Microsoft had used both ARM-based and Intel’s low-powered x86 architecture on its low-cost Surface in the past. The Surface RT debuted with an ARM-based Nvidia Tegra processor, but it failed to take off since it was not capable of running the full version of Windows 8 at the time. For the Surface 3, Microsoft switched to a low-powered Intel processor, which brought full Windows 8.1 support to the hardware, but users complained about the sluggish performance of the processor compared to faster mainstream Intel Core i-series chipsets.
Prior to the release of Microsoft’s FCC filing, the Surface Tablet was believed to have switched back to an ARM-based design as part of Microsoft’s Always-Connected PC push with optional LTE connectivity. Even if the Surface Tablet ships with an Intel processor, battery life shouldn’t be a concern. It’s revealed that the battery that ships in the slate will be the same model from last generation’s Surface Pro 4, but with a slight difference in voltage.

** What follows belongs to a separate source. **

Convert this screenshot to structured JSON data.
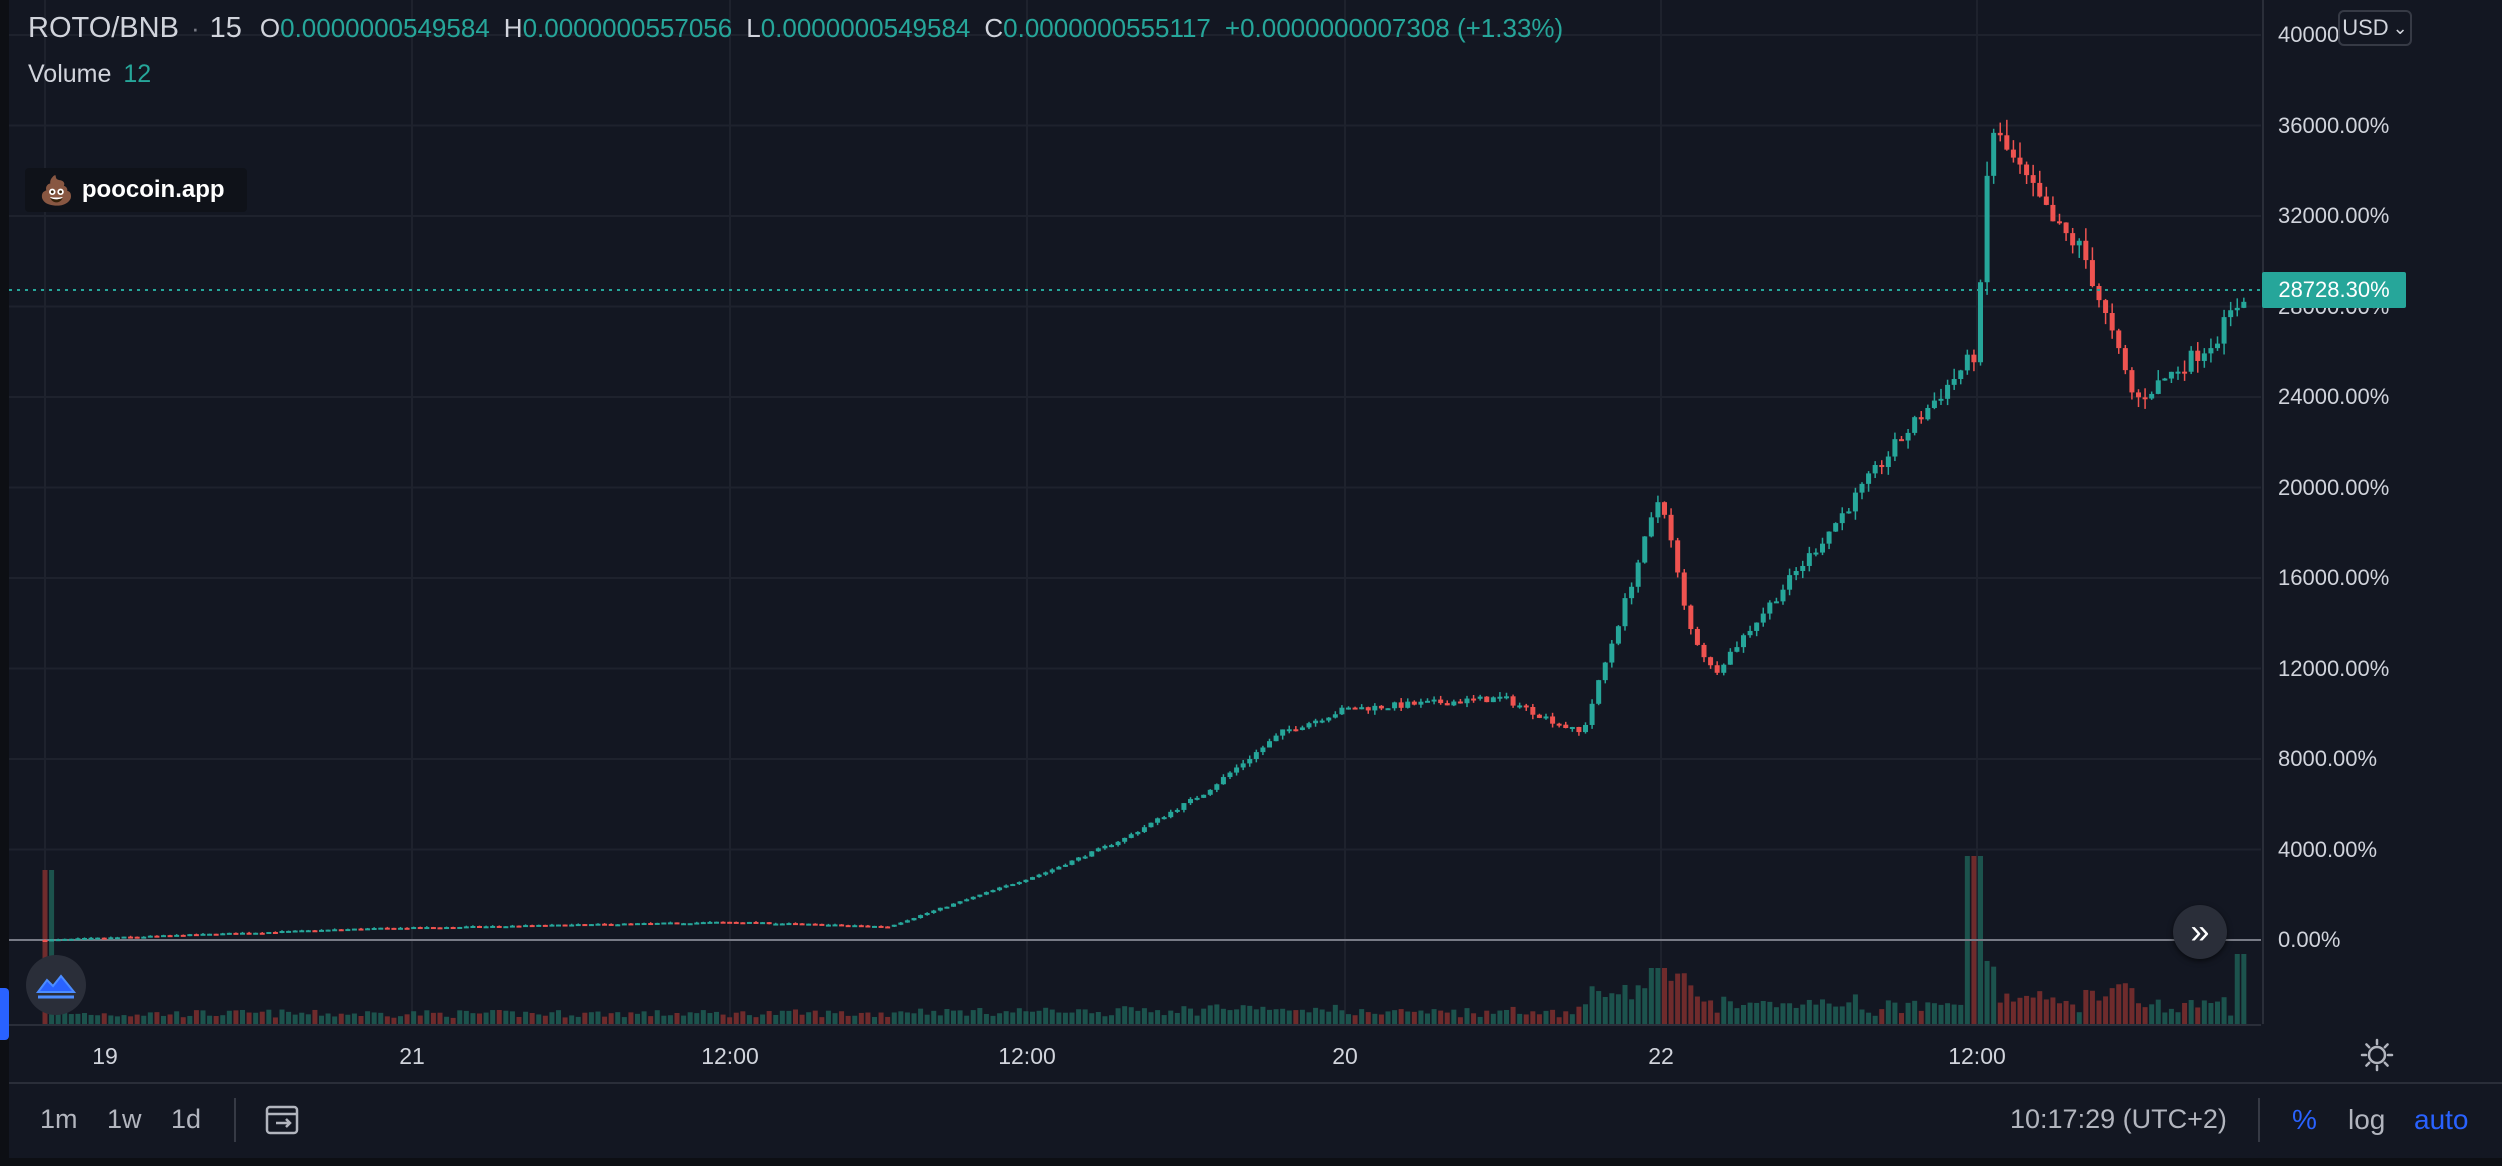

Microsoft is expected to launch its low-cost Surface Tablet later this year, and the device could help Microsoft compete against Apple’s recently launched iPad and Google’s Chromebook devices in the education market. In addition to the Surface Tablet, Microsoft was also widely expected to launch a dual-screen portable computing device with a codename of Andromeda, but that device was recently reported to have been canceled at the last minute to follow the same fate as Microsoft’s Courier project from nearly ten years ago. Microsoft is also expected to refresh its more powerful Surface Pro detachable hybrid, which could arrive either later this year or early next year. Some reports suggest that Microsoft may update the Surface Pro this year, giving it a more modern processor from Intel, and refresh the design next year with a major overhaul.